The decision was immediately condemned by the Democrats. “The federal government should be leading the effort to end this brutal and often cruel punishment,” said Dianne Feinstein, the Senate Judiciary Committee’s ranking Democrat.

President Trump has been wanting to increase the use of the death penalty for drug traffickers and gunmen who carry out mass shootings, and has been a long time supporter of it.

In 1989, he took out full-page advertisements in New York newspapers urging officials to “BRING BACK THE DEATH PENALTY” following the rape of a jogger in Central Park.

“If the punishment is strong,” Mr Trump wrote then, “the attacks on innocent people will stop”.

The five teenagers accused of the crime were wrongly convicted, with no DNA evidence linking them to the victim. And in 2002 all five convictions were quashed after the perpetrator, a serial rapist and murderer serving life in prison, confessed to the crime and DNA evidence linked him to the victim.
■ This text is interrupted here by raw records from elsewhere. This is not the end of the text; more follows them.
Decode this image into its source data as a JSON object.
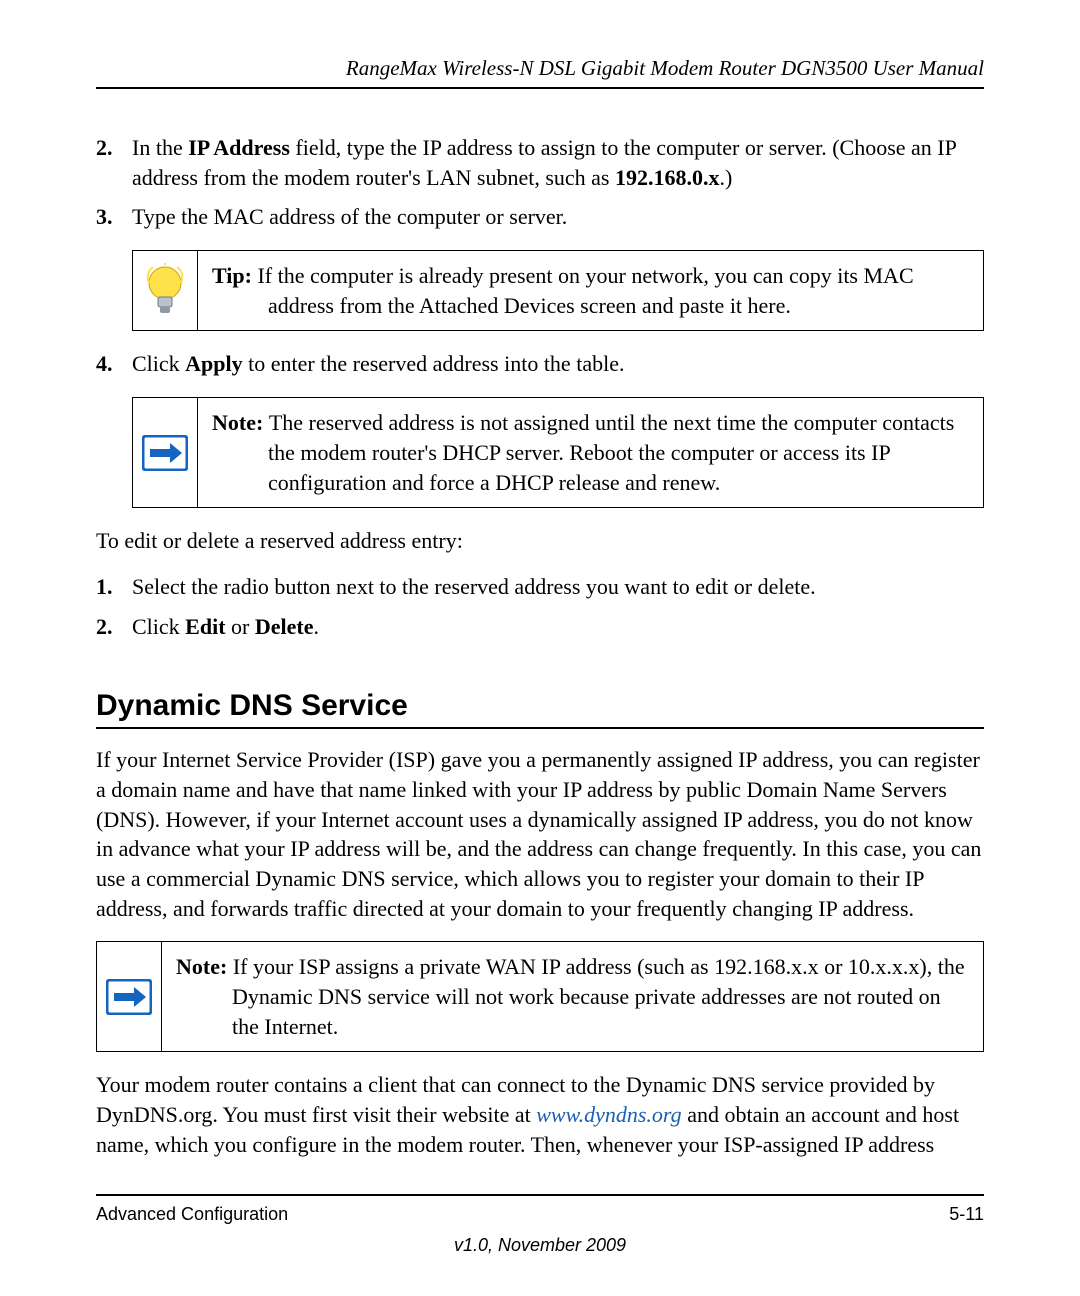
{
  "header": {
    "running": "RangeMax Wireless-N DSL Gigabit Modem Router DGN3500 User Manual"
  },
  "steps1": {
    "s2_num": "2.",
    "s2_a": "In the ",
    "s2_b": "IP Address",
    "s2_c": " field, type the IP address to assign to the computer or server. (Choose an IP address from the modem router's LAN subnet, such as ",
    "s2_d": "192.168.0.x",
    "s2_e": ".)",
    "s3_num": "3.",
    "s3": "Type the MAC address of the computer or server."
  },
  "tip": {
    "label": "Tip: ",
    "line1": "If the computer is already present on your network, you can copy its MAC",
    "line2": "address from the Attached Devices screen and paste it here."
  },
  "steps2": {
    "s4_num": "4.",
    "s4_a": "Click ",
    "s4_b": "Apply",
    "s4_c": " to enter the reserved address into the table."
  },
  "note1": {
    "label": "Note: ",
    "line1": "The reserved address is not assigned until the next time the computer contacts",
    "line2": "the modem router's DHCP server. Reboot the computer or access its IP configuration and force a DHCP release and renew."
  },
  "edit_intro": "To edit or delete a reserved address entry:",
  "edit_steps": {
    "s1_num": "1.",
    "s1": "Select the radio button next to the reserved address you want to edit or delete.",
    "s2_num": "2.",
    "s2_a": "Click ",
    "s2_b": "Edit",
    "s2_c": " or ",
    "s2_d": "Delete",
    "s2_e": "."
  },
  "section_heading": "Dynamic DNS Service",
  "dns_para": "If your Internet Service Provider (ISP) gave you a permanently assigned IP address, you can register a domain name and have that name linked with your IP address by public Domain Name Servers (DNS). However, if your Internet account uses a dynamically assigned IP address, you do not know in advance what your IP address will be, and the address can change frequently. In this case, you can use a commercial Dynamic DNS service, which allows you to register your domain to their IP address, and forwards traffic directed at your domain to your frequently changing IP address.",
  "note2": {
    "label": "Note: ",
    "line1": "If your ISP assigns a private WAN IP address (such as 192.168.x.x or 10.x.x.x), the",
    "line2": "Dynamic DNS service will not work because private addresses are not routed on the Internet."
  },
  "dns_para2_a": "Your modem router contains a client that can connect to the Dynamic DNS service provided by DynDNS.org. You must first visit their website at ",
  "dns_link": "www.dyndns.org",
  "dns_para2_b": " and obtain an account and host name, which you configure in the modem router. Then, whenever your ISP-assigned IP address",
  "footer": {
    "left": "Advanced Configuration",
    "right": "5-11",
    "version": "v1.0, November 2009"
  }
}
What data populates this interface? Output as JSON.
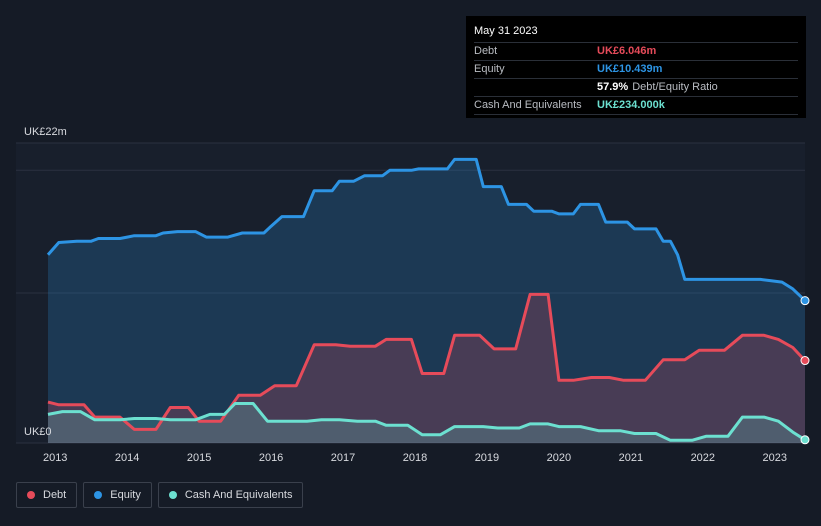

Not long after Mr Trump entered the White House, his former attorney general, Jeff Sessions, ordered the Federal Bureau of Prisons to assess the measures required to resume the use of the death penalty.

The Justice Department said each of the five inmates due to be executed had “exhausted their appellate and post-conviction remedies”.

Lee will be the first to be executed, on 9 December at the US Penitentiary in Terre Haute, Indiana.

The others will be put to death at the same prison during a six-week period.